Now, some of Scripture’s most magnificent passages can be lost on us through over-familiarity. Such chapters as Isaiah 53 and 1 Corinthians 13 are deservedly famous — and in that due emphasis and celebration, many of us need to move past our dulling acquaintance with them and see them with fresh eyes, and amazement.
The “armor of God” in Ephesians 6 is one of these stunning flourishes. This is Paul at his best, with dazzling Christian creativity, if we might call it that. In one powerfully rhetorical swath, he both pulls together Old Testament references to armor and presses them into Christian use (perhaps even against a Roman backdrop).

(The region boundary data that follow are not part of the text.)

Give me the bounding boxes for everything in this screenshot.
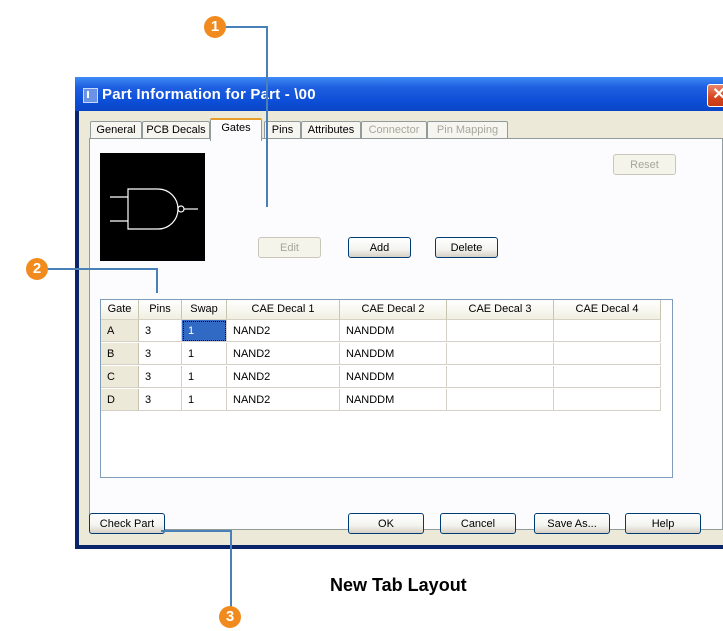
cae-decal-2-cell[interactable]: NANDDM — [340, 366, 447, 388]
pins-cell[interactable]: 3 — [139, 320, 182, 342]
save-as-button[interactable]: Save As... — [534, 513, 610, 534]
column-header-cae-decal-2[interactable]: CAE Decal 2 — [340, 300, 447, 320]
nand-gate-icon — [110, 188, 198, 230]
cae-decal-2-cell[interactable]: NANDDM — [340, 389, 447, 411]
cancel-button[interactable]: Cancel — [440, 513, 516, 534]
tab-general[interactable]: General — [90, 121, 142, 139]
tab-pcb-decals[interactable]: PCB Decals — [142, 121, 210, 139]
callout-3-badge: 3 — [219, 606, 241, 628]
close-icon: ✕ — [712, 86, 723, 103]
pins-cell[interactable]: 3 — [139, 343, 182, 365]
cae-decal-1-cell[interactable]: NAND2 — [227, 389, 340, 411]
cae-decal-2-cell[interactable]: NANDDM — [340, 320, 447, 342]
help-button[interactable]: Help — [625, 513, 701, 534]
callout-3-line — [161, 530, 232, 532]
callout-1-leader — [266, 26, 268, 207]
cae-decal-3-cell[interactable] — [447, 366, 554, 388]
callout-2-leader — [156, 268, 158, 293]
cae-decal-1-cell[interactable]: NAND2 — [227, 320, 340, 342]
cae-decal-1-cell[interactable]: NAND2 — [227, 343, 340, 365]
part-information-dialog: Part Information for Part - \00 ✕ Genera… — [75, 77, 723, 549]
close-button[interactable]: ✕ — [707, 84, 723, 107]
title-bar[interactable]: Part Information for Part - \00 ✕ — [75, 77, 723, 111]
edit-button[interactable]: Edit — [258, 237, 321, 258]
pins-cell[interactable]: 3 — [139, 366, 182, 388]
column-header-cae-decal-3[interactable]: CAE Decal 3 — [447, 300, 554, 320]
column-header-pins[interactable]: Pins — [139, 300, 182, 320]
cae-decal-4-cell[interactable] — [554, 320, 661, 342]
pins-cell[interactable]: 3 — [139, 389, 182, 411]
column-header-swap[interactable]: Swap — [182, 300, 227, 320]
check-part-button[interactable]: Check Part — [89, 513, 165, 534]
tab-connector[interactable]: Connector — [361, 121, 427, 139]
reset-button[interactable]: Reset — [613, 154, 676, 175]
cae-decal-4-cell[interactable] — [554, 366, 661, 388]
tab-gates[interactable]: Gates — [210, 118, 262, 141]
cae-decal-1-cell[interactable]: NAND2 — [227, 366, 340, 388]
gates-tab-panel: Reset Edit Add Delete Gate Pins Swap CAE… — [89, 138, 723, 530]
delete-button[interactable]: Delete — [435, 237, 498, 258]
callout-3-leader — [230, 530, 232, 608]
tab-pins[interactable]: Pins — [264, 121, 301, 139]
app-icon — [83, 88, 98, 103]
callout-2-badge: 2 — [26, 258, 48, 280]
swap-cell[interactable]: 1 — [182, 320, 227, 342]
cae-decal-4-cell[interactable] — [554, 389, 661, 411]
swap-cell[interactable]: 1 — [182, 389, 227, 411]
callout-1-badge: 1 — [204, 16, 226, 38]
window-title: Part Information for Part - \00 — [102, 86, 316, 103]
tab-attributes[interactable]: Attributes — [301, 121, 361, 139]
gate-cell[interactable]: B — [101, 343, 139, 365]
caption: New Tab Layout — [330, 575, 467, 595]
tab-pin-mapping[interactable]: Pin Mapping — [427, 121, 508, 139]
callout-1-line — [225, 26, 268, 28]
callout-2-line — [40, 268, 158, 270]
swap-cell[interactable]: 1 — [182, 343, 227, 365]
cae-decal-3-cell[interactable] — [447, 320, 554, 342]
cae-decal-3-cell[interactable] — [447, 389, 554, 411]
cae-decal-4-cell[interactable] — [554, 343, 661, 365]
dialog-client-area: General PCB Decals Gates Pins Attributes… — [79, 111, 723, 545]
column-header-cae-decal-1[interactable]: CAE Decal 1 — [227, 300, 340, 320]
gate-cell[interactable]: D — [101, 389, 139, 411]
gate-preview — [100, 153, 205, 261]
column-header-gate[interactable]: Gate — [101, 300, 139, 320]
column-header-cae-decal-4[interactable]: CAE Decal 4 — [554, 300, 661, 320]
gate-cell[interactable]: A — [101, 320, 139, 342]
swap-cell[interactable]: 1 — [182, 366, 227, 388]
cae-decal-2-cell[interactable]: NANDDM — [340, 343, 447, 365]
gates-grid[interactable]: Gate Pins Swap CAE Decal 1 CAE Decal 2 C… — [100, 299, 673, 478]
cae-decal-3-cell[interactable] — [447, 343, 554, 365]
ok-button[interactable]: OK — [348, 513, 424, 534]
add-button[interactable]: Add — [348, 237, 411, 258]
gate-cell[interactable]: C — [101, 366, 139, 388]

This is instructive of the range of usages the apostles can make of the Hebrew Scriptures, not only as simple promise-fulfillment, but also illusions and types and patterns and artistic syntheses crafted to serve the holy designs of the authors and needs of their readers. Here the apostle is both poet and pastor.
Iain Duguid makes a compelling case that
each of the pieces of armor has a rich background in the Old Testament, where they describe God’s armor — the armor that God himself dons to rescue his people. The Old Testament, not the Roman legionary, provided Paul with his inspiration — and if we miss this background, we may misinterpret and misapply the various pieces of the armor.
So, we begin with the first — “the belt of truth,” which strictly speaking isn’t armor, defensive or offensive, but pre-armor or under-armor.